Sempat disinggung di atas, sopir tidak boleh memaksakan rute, tapi ia juga harus memiliki pengetahuan tentang rute. Minimal sopir taksi online bisa mengemudi berdasarkan rekomendasi map di peta yang tampil di aplikasi.
Sopir juga tidak boleh memotong rute atau memaksakan rute yang berbeda dengan yang tampil di map karena itu bisa menimbulkan kepanikan pada pengemudi. Apabila mengambil jalur yang sesuai dengan rute yang tampil di aplikasi, penumpang dapat ikut memantau melalui akunnya dan ia merasa aman karenanya.
4. Bersikap jujur dan etis
Sopir taksi juga harus jujur dalam menjalankan tugasnya, terutama mengenai harga atau tarif taksi online.
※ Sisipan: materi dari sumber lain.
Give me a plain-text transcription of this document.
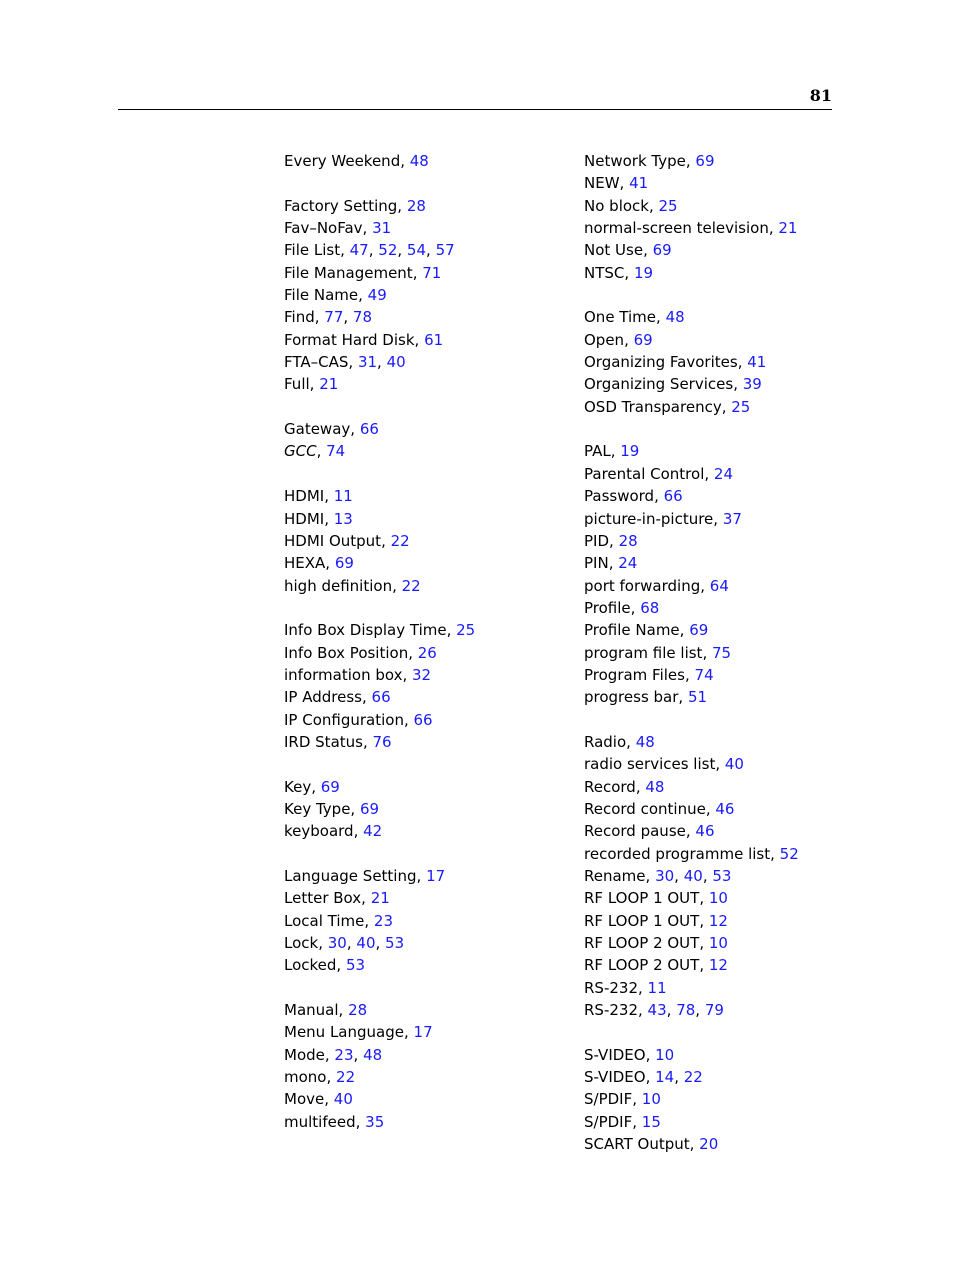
81
Every Weekend, 48
Factory Setting, 28
Fav–NoFav, 31
File List, 47, 52, 54, 57
File Management, 71
File Name, 49
Find, 77, 78
Format Hard Disk, 61
FTA–CAS, 31, 40
Full, 21
Gateway, 66
GCC, 74
HDMI, 11
HDMI, 13
HDMI Output, 22
HEXA, 69
high definition, 22
Info Box Display Time, 25
Info Box Position, 26
information box, 32
IP Address, 66
IP Configuration, 66
IRD Status, 76
Key, 69
Key Type, 69
keyboard, 42
Language Setting, 17
Letter Box, 21
Local Time, 23
Lock, 30, 40, 53
Locked, 53
Manual, 28
Menu Language, 17
Mode, 23, 48
mono, 22
Move, 40
multifeed, 35
Network Type, 69
NEW, 41
No block, 25
normal-screen television, 21
Not Use, 69
NTSC, 19
One Time, 48
Open, 69
Organizing Favorites, 41
Organizing Services, 39
OSD Transparency, 25
PAL, 19
Parental Control, 24
Password, 66
picture-in-picture, 37
PID, 28
PIN, 24
port forwarding, 64
Profile, 68
Profile Name, 69
program file list, 75
Program Files, 74
progress bar, 51
Radio, 48
radio services list, 40
Record, 48
Record continue, 46
Record pause, 46
recorded programme list, 52
Rename, 30, 40, 53
RF LOOP 1 OUT, 10
RF LOOP 1 OUT, 12
RF LOOP 2 OUT, 10
RF LOOP 2 OUT, 12
RS-232, 11
RS-232, 43, 78, 79
S-VIDEO, 10
S-VIDEO, 14, 22
S/PDIF, 10
S/PDIF, 15
SCART Output, 20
Jangan sampai penumpang merasa ditipu dengan tarif yang tidak sesuai dengan yang tampil di aplikasi. Hal ini dapat mengurangi kepercayaan penumpang kepada taksi online dan juga merupakan sikap yang tidak etis.
5. Mengemudi dengan aman
Selain terampil dalam melayani dengan keramahan dan jujur, sopir taksi online yang baik adalah yang dapat mengemudi dengan aman. Penumpang dapat merasa aman dan nyaman jika sopir taksi online tidak tergesa-gesa apalagi suka menyalip kendaraan lain.
Sopir taksi online sebaiknya dapat mendahulukan sikap berhati-hati dalam mengemudi demi keselamatan bersama. Demikian itu kurang lebih lima etika sopir taksi online yang benar. Semoga bermanfaat.